My Misguided Quest to Raise "Normal" Children, Part 2 of 3

When I was a fear-ridden new mother, I assessed my competency as a parent by asking one question repeatedly: is my baby normal? Normal was determined by whether he met (or better yet, exceeded) every item on the developmental checklists for kids his age.

For the first year of his life, my oldest child accomplished most of those checklist items right on target, and each time this happened, I congratulated myself for being such a great mother. But the tide turned when his first birthday came and went, and he still showed no signs of walking. A concerned person called once a week to check on his progress, and she always asked, “Aren’t you worried? This doesn’t seem normal. You should get him checked out.” Although I repeatedly reassured this person that my son was well within the guidelines for normal development, I still found myself fretting after I hung up the phone each week.

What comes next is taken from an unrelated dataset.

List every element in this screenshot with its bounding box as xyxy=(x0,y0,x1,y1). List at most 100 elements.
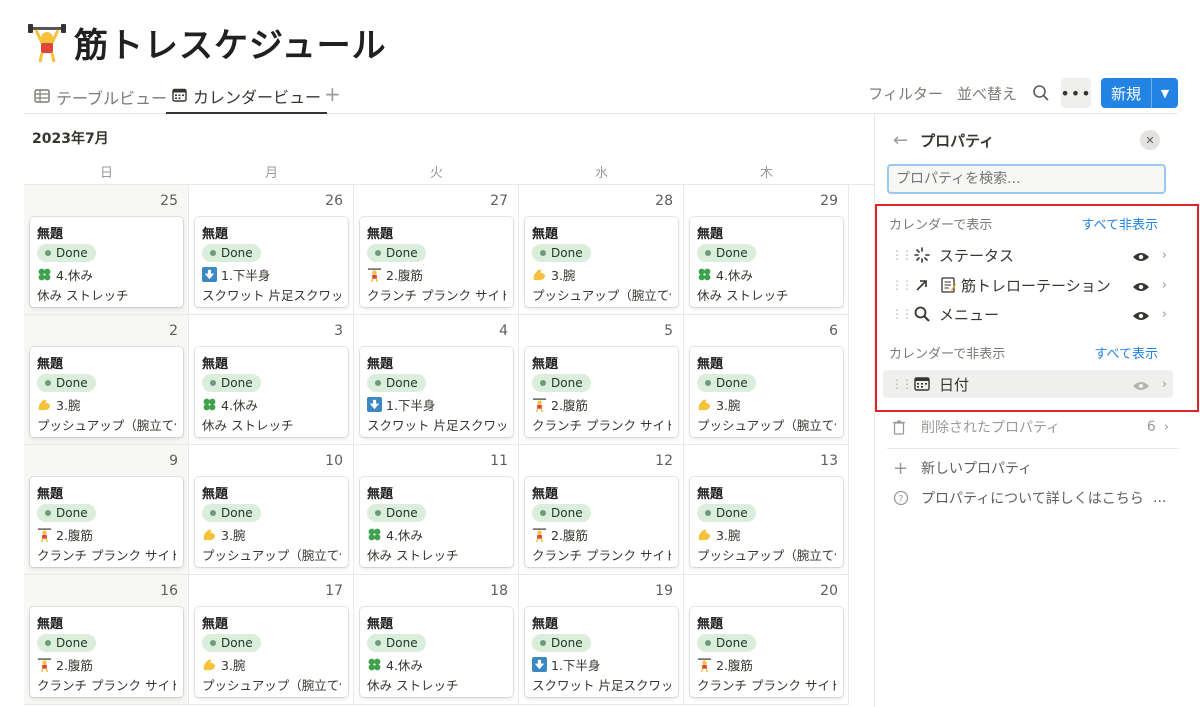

My anxiety grew, as week after week passed without any signs of my son walking. Our pediatrician examined him and reassured me that he was fine, but even so, I continued fretting. Now, I was no longer patting myself on the back for my parenting prowess. Instead, I worried that my son's inability to walk meant that I was (gasp!) a bad mother. This led to a downward spiral of obsessive second guessing. Had I done something wrong? Not enough tummy time? Too much time in his Exersaucer? Not enough of the right foods? Was it too late to turn things around? Had I damaged my son for life? Finally, my husband could stand this no longer, and he offered a piece of advice I’ll never forget.

“Marlene,” he asked in exasperation, “How many adults do you see crawling down the street, because they never learned to walk?”

“Um, none,” I responded.

“That’s right,” he replied. “He’ll walk when he’s good and ready. So stop worrying so much, and let the poor kid develop at his own pace!”

He was right. Our son finally began walking when he was fourteen and a half months old. Our next three children walked at twenty, seventeen, and fourteen months, and today, they all walk, run, and jump with no problems whatsoever. I learned a good lesson from this experience: my children are all individuals who develop according to their own timetables. It's okay for them to be late bloomers, and this doesn't make me a bad parent!

I’m glad I learned this lesson early in parenting, because as it turns out, our two oldest children were late bloomers, most notably in their language development. Raising them those first few years was a huge parenting challenge that really forced me to rethink the entire concept of normal, as well as its role in my parenting.

In fact, looking back on those difficult early years of parenting, I can now see that God wanted me to remove the entire concept of "normal" from the pedestal on which I had placed it. This involved asking questions such as: what IS normal? Who defines what is normal? And is it really important for my kids to be completely normal?

I'll discuss these thoughts further in my next posting.


Comments

  1. YOur kids are great! But every mom I know, including myself, go through these worries more than once in their children's lives. Thanks for the reminder to look at the big picture, and to let our kids be who God has made them to be.